The system consists of a massless ring and a bead of mass $M$. The ring rolls on the floor. Because the ring is massless, the “Center of Mass” of the entire system is simply the location of the bead. We analyze the forces acting on the system (Gravity $Mg$, Normal $N$, Friction $f$) and equate them to the motion of the bead.

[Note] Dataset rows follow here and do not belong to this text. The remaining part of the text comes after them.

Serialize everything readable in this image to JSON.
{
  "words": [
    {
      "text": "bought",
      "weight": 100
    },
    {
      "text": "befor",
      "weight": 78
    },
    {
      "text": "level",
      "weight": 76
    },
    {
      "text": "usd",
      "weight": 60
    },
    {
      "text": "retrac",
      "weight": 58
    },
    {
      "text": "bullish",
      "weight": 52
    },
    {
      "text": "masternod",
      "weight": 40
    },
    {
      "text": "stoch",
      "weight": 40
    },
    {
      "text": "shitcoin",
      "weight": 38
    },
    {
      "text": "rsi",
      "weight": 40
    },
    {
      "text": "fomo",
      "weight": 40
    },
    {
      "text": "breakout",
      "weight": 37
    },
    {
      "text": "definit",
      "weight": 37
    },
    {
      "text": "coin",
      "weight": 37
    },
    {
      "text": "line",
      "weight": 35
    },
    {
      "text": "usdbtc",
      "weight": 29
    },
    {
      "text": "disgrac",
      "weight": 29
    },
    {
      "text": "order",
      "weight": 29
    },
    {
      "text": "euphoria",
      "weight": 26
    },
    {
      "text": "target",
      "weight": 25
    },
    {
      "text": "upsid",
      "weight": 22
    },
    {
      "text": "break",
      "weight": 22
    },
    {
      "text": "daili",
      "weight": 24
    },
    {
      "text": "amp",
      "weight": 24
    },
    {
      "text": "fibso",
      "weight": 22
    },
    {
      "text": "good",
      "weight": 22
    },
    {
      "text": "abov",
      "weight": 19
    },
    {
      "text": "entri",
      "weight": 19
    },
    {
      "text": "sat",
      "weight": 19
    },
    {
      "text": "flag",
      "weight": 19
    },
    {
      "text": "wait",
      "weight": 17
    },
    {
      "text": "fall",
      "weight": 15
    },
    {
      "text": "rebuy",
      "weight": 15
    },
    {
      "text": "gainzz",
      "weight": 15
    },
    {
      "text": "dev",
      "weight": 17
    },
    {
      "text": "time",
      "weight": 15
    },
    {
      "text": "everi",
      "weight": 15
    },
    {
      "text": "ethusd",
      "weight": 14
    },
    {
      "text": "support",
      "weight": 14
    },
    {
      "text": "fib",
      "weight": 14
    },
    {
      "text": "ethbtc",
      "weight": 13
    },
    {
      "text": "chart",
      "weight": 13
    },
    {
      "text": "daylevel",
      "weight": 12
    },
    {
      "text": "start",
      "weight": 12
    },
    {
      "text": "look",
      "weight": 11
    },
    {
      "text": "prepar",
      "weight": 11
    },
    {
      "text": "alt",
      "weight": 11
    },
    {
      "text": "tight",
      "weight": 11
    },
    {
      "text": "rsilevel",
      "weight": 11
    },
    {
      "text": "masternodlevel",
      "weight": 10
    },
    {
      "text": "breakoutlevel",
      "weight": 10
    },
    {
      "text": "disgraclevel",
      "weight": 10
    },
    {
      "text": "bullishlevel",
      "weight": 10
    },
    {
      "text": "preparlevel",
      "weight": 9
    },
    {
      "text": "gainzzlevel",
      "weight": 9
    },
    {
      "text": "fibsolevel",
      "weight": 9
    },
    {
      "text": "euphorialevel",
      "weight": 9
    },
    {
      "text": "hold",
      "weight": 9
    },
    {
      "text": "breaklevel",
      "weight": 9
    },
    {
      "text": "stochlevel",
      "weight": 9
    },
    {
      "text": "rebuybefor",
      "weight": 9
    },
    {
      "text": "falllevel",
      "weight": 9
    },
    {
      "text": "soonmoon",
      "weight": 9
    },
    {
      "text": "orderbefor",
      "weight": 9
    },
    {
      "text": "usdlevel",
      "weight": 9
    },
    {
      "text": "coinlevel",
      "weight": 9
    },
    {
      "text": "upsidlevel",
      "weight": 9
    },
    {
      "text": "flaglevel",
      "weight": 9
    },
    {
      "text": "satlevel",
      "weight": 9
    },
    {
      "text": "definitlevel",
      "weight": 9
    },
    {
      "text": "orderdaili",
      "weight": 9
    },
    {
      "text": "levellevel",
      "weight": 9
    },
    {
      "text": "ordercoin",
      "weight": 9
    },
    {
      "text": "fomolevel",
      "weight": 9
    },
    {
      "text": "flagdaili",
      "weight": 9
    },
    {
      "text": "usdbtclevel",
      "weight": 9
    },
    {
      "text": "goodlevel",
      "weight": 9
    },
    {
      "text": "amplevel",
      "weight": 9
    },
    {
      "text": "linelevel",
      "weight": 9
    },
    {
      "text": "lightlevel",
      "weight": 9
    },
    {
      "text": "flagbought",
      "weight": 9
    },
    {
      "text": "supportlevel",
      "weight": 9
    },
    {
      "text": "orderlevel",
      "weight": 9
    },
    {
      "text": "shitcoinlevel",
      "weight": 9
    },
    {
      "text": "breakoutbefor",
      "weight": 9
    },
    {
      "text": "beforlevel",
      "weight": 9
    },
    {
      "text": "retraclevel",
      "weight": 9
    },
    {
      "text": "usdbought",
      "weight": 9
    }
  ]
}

Assuming pure rolling initially, the velocity of the contact point is zero. The velocity of the bead is $v$. From geometry of a rolling cycloid (or rotational kinematics about the instantaneous axis of rotation at the contact point), $v^2 = 2 (R\omega)^2 (1+\cos\theta)$.
Applying Work-Energy Theorem: $$ \text{Loss in PE} = \text{Gain in KE} $$ $$ Mg R(1 – \cos\theta) = \frac{1}{2} M [2R^2\omega^2(1+\cos\theta)] $$ $$ g(1 – \cos\theta) = R\omega^2(1+\cos\theta) $$ $$ \omega^2 = \frac{g}{R} \frac{1-\cos\theta}{1+\cos\theta} = \frac{g}{R} \tan^2\frac{\theta}{2} $$

To find the condition for slipping, we must derive the Normal force $N$ and Friction force $f$ in terms of $\theta$. Differentiating the energy equation $g(1-\cos\theta) = R\omega^2(1+\cos\theta)$ with respect to time (noting $\dot{\theta} = \omega$) yields the angular acceleration $\alpha$: $$ R\alpha = \frac{g \sin\theta}{(1+\cos\theta)^2} $$ Horizontal Equation of Motion ($f = Ma_x$): The horizontal acceleration of the bead (CM) is $a_x = R\alpha(1+\cos\theta) – R\omega^2\sin\theta$. Substituting $\alpha$ and $\omega^2$: $$ f = M \left[ \frac{g \sin\theta}{1+\cos\theta} – g \left(\frac{1-\cos\theta}{1+\cos\theta}\right)\sin\theta \right] $$ $$ f = \frac{Mg \sin\theta}{1+\cos\theta} [ 1 – (1-\cos\theta) ] = Mg \frac{\sin\theta \cos\theta}{1+\cos\theta} $$ Vertical Equation of Motion ($N – Mg = Ma_y$): The vertical acceleration is $a_y = -R\alpha\sin\theta – R\omega^2\cos\theta$. $$ N = M(g + a_y) = M \left[ g – \frac{g \sin^2\theta}{(1+\cos\theta)^2} – \frac{g(1-\cos\theta)}{1+\cos\theta}\cos\theta \right] $$ After simplifying the algebraic terms, this reduces remarkably to: $$ N = Mg \cos\theta $$ Condition for Slipping ($f = \mu N$): $$ \mu = \frac{f}{N} = \frac{Mg \frac{\sin\theta \cos\theta}{1+\cos\theta}}{Mg \cos\theta} = \frac{\sin\theta}{1+\cos\theta} $$ Using half-angle identities $\sin\theta = 2\sin\frac{\theta}{2}\cos\frac{\theta}{2}$ and $1+\cos\theta = 2\cos^2\frac{\theta}{2}$: $$ \mu = \tan\frac{\theta}{2} $$

(a) Angle of rotation: From $\tan\frac{\theta}{2} = \mu$: $$ \theta = 2 \tan^{-1}\mu $$

(b) Speed of the centre: The speed of the center of the ring is $v_c = R\omega$. Substitute $\omega = \sqrt{\frac{g}{R}} \tan\frac{\theta}{2} = \sqrt{\frac{g}{R}} \mu$: $$ v_c = R \left( \mu \sqrt{\frac{g}{R}} \right) = \mu \sqrt{gr} $$